There was no way for me to know if what I feared would transpire or if everything would go in my favor. The best I could hope for, in spite of the experience itself, was that I would deliver a healthy baby.  I believe some wanted me to be prepared for disappointment.  I really don’t see much value in this, though. I was confident that should the uncontrollable variables occur, and there were definitely a few, I would keep faith that the outcome would be a healthy baby and the experience would be natural.

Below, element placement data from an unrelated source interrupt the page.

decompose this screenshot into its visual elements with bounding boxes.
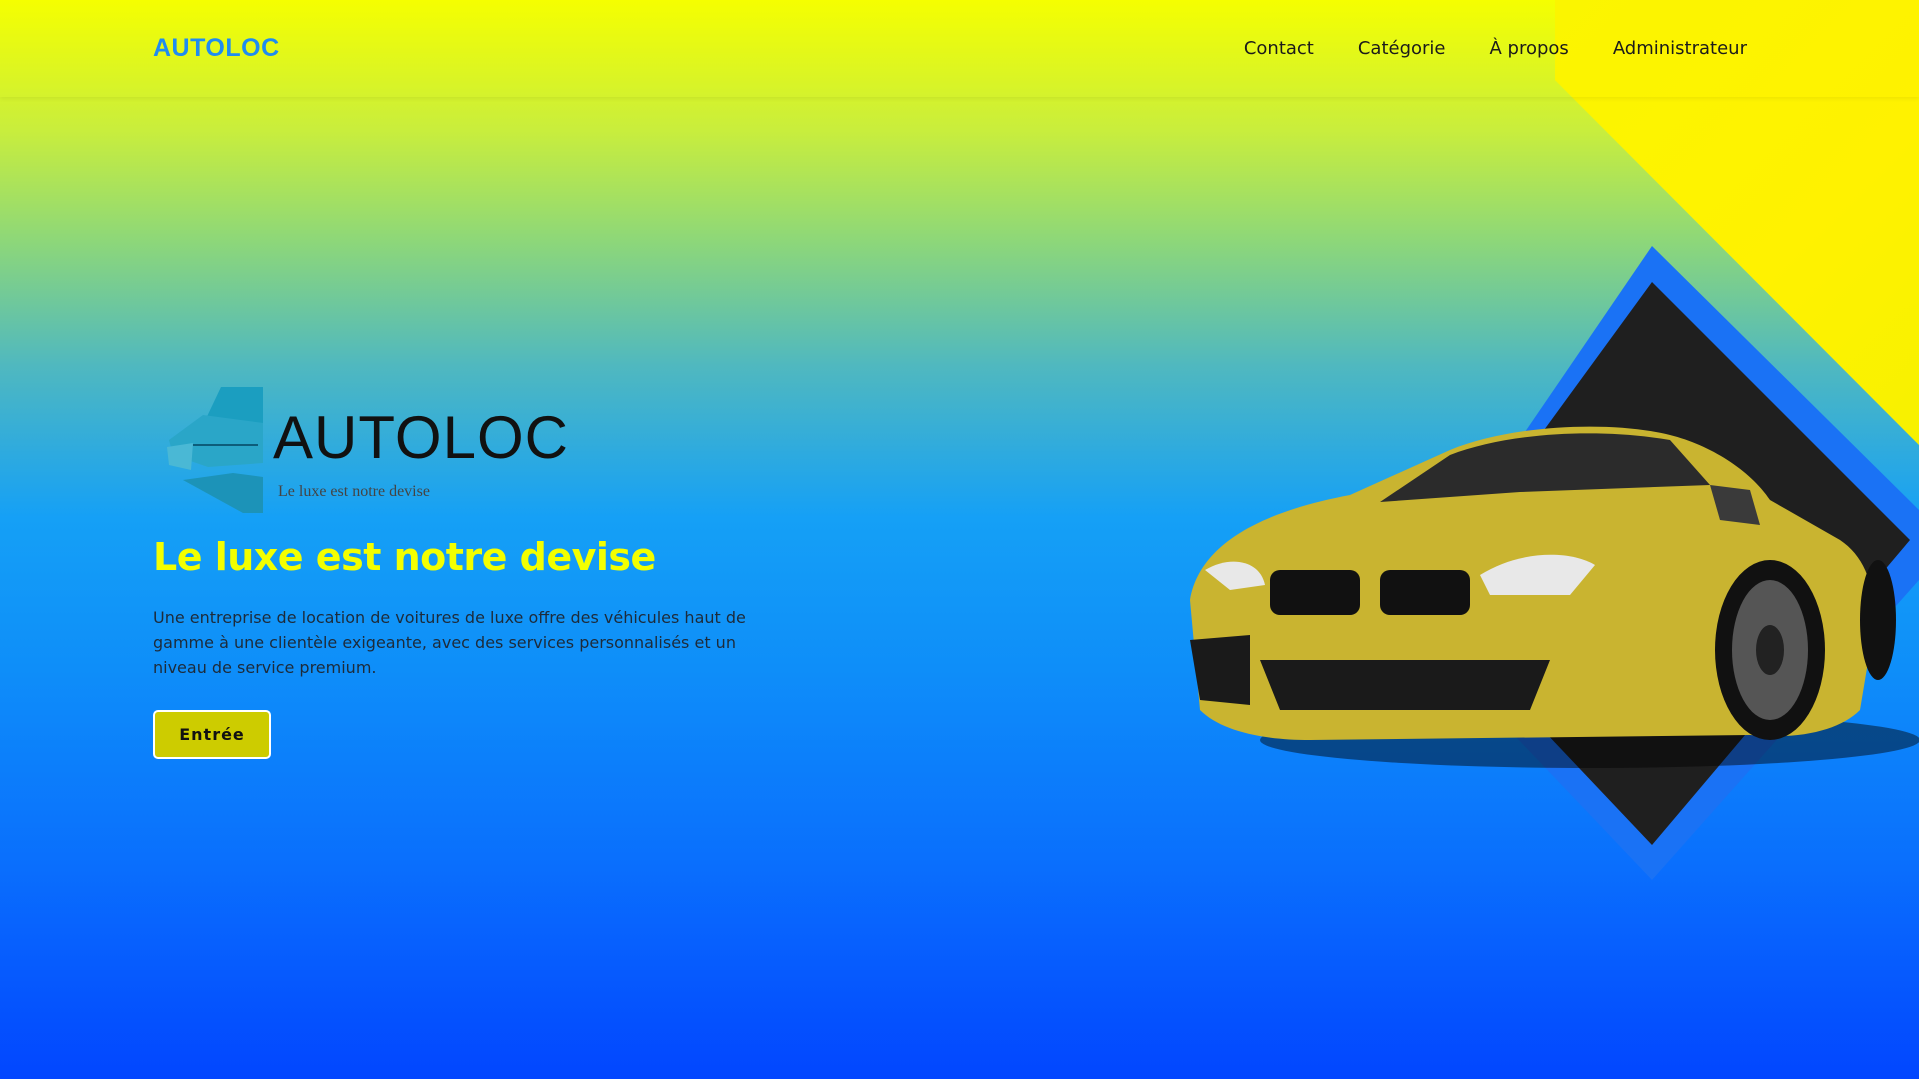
hero-headline: Le luxe est notre devise [153,535,656,579]
hero-logo: AUTOLOC Le luxe est notre devise [163,385,568,515]
hero-description: Une entreprise de location de voitures d… [153,608,746,677]
enter-button[interactable]: Entrée [153,710,271,759]
nav-link-administrateur[interactable]: Administrateur [1613,38,1747,59]
navbar: AUTOLOC Contact Catégorie À propos Admin… [0,0,1919,97]
logo-wordmark: AUTOLOC [273,404,569,471]
brand-logo-text[interactable]: AUTOLOC [153,34,280,63]
hero-illustration [1190,246,1919,880]
logo-tagline: Le luxe est notre devise [278,483,430,500]
nav-links: Contact Catégorie À propos Administrateu… [1244,38,1747,59]
nav-link-categorie[interactable]: Catégorie [1358,38,1446,59]
nav-link-a-propos[interactable]: À propos [1490,38,1569,59]
car-logo-icon [167,387,263,513]
nav-link-contact[interactable]: Contact [1244,38,1314,59]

I had many reasons for wanting my experience to be this way, and none of them included that I could congratulate myself for enduring the pain, though I am very proud of myself for staying true to my plan in spite of a few factors that could have easily dissuaded me.  I have a new appreciation of every mother regardless of how they brought their babies into the world.  I also have a greater appreciation and respect for OUTCOMES– those unpredictable, often unexpectedly wonderful in ways we could not know, results that change our lives.  Everything that has transpired over the last 10 months has taught me that staying present and empowered in life requires intention, but it also requires surrender.